Les témoignages sont à la mode. On raconte sa vie. Dans le roman de Josée Bilodeau, la ville désarticulée est au contraire mise en scène, sur 188 pages, avec un impressionnant patchwork de personnages, tous plus hétéroclites les uns que les autres. Au détour des rues et des ruelles, dans les clameurs urbaines, On aurait dit juillet nous transporte dans une ville inconnue – j’aime bien imaginer qu’il s’agit d’un Montréal chargé de vie-, s’observant au travers mille et unes vitrines, comme des scènes parfaitement liées au décor de la ville.
Josée Bilodeau peint ses personnages avec mordant, comme de petits croquis précis trouvant la place dans une sorte de tableau vivant, urbain. Même si l’aspect demeure parfois un peu caricatural, le comportement de chacun des personnages ne manque pas de détails, ce qui nous les rend convaincants, sans pour autant les rendre vraisemblables. Ainsi, à la lecture de ce roman, nous restons souvent incrédules, ayant toujours à l’esprit que nous sommes en train de lire, à juste titre, un roman. Est-ce un défaut ou une qualité ? Je ne sais pas. L’exagération ne manque pas de charme, et pour ma part, j’aime bien pénétrer la psychologie des personnages.
Toutefois, l’auteure s’efforce de mettre en lumière des gens ordinaires, qui font des choses de la vie de tous les jours, de manière à permettre au lecteur d’observer, en catimini, cette simplicité fascinante. Le rapport à l’intime, dans cet aménagement de la banalité, possède quelque chose de touchant. Rien de morbide, pas de prétention misérabiliste, et oui, c’est un roman québécois ! Parfois, on devine bien la tentation d’un éloge muet, par exemple dans des phrases entre les amants fragiles, ou chez les rescapés de l’espoir. Ainsi, l’auteure ouvre pour nous toutes les portes, cela sans en refermer aucune en cours de route, et nous demeurons donc confortablement installés sur nos positions, sans pour autant perdre de vue un seul instant le fait que l’action d’un personnage a des répercussions sur les actions d’un autre, tout ceci dans un immense casse-tête de liens de causalité.
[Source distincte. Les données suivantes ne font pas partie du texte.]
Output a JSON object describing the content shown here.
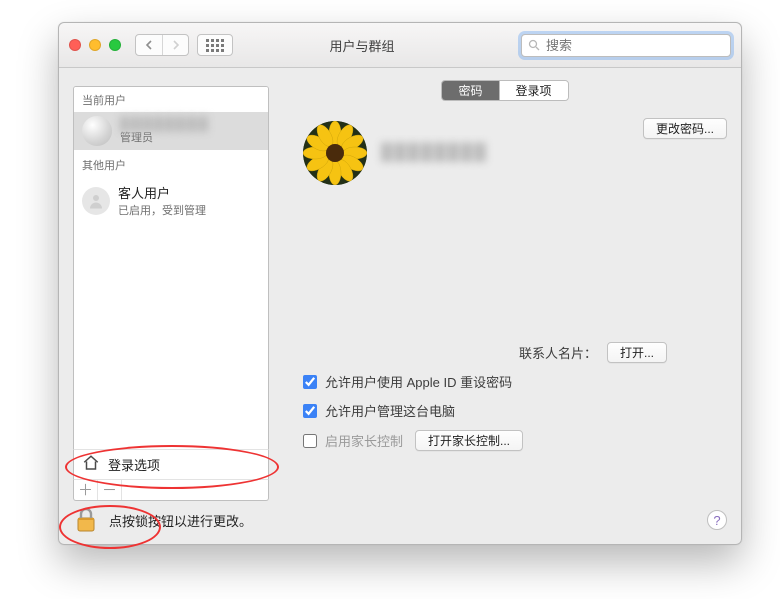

La réalisation des désirs ressemble souvent à une parodie des plus profondes aspirations et, en écrivant tout ceci, je me rappelle une rencontre avec une écrivaine, laquelle expliquait que c’est le talent qui permet d’accorder une attention presque égale à tous les personnages, sans tomber dans la platitude linéaire. Le talent donc, et cela bien avant l’expérience. Bref, la soixantaine de scènes de On aurait dit juillet ressemblent à une série d’images, comme un collage qui, à tout moment, surgit aux yeux du lecteur, tandis qu’il marche, parfois tel un funambule, tant on se demande s’il existe une cohésion fondamentale, ou si la poésie, justement, n’a pas pour but de doter les personnages de multiples facettes afin d’étoffer le schéma narratif ; on marche et on suit néanmoins l’auteure.
Bref, sous une canicule printanière incroyable, chargée de sensualité, On aurait dit juillet se déploie à l’intérieur d’une seule journée, dans la recherche personnelle de chaque personnage à trouver son destin, niché au cœur de nos exigences contemporaines. Roman moderne, voire postmoderne, il révèle, dans toute sa splendeur, la riche mosaïque humaine.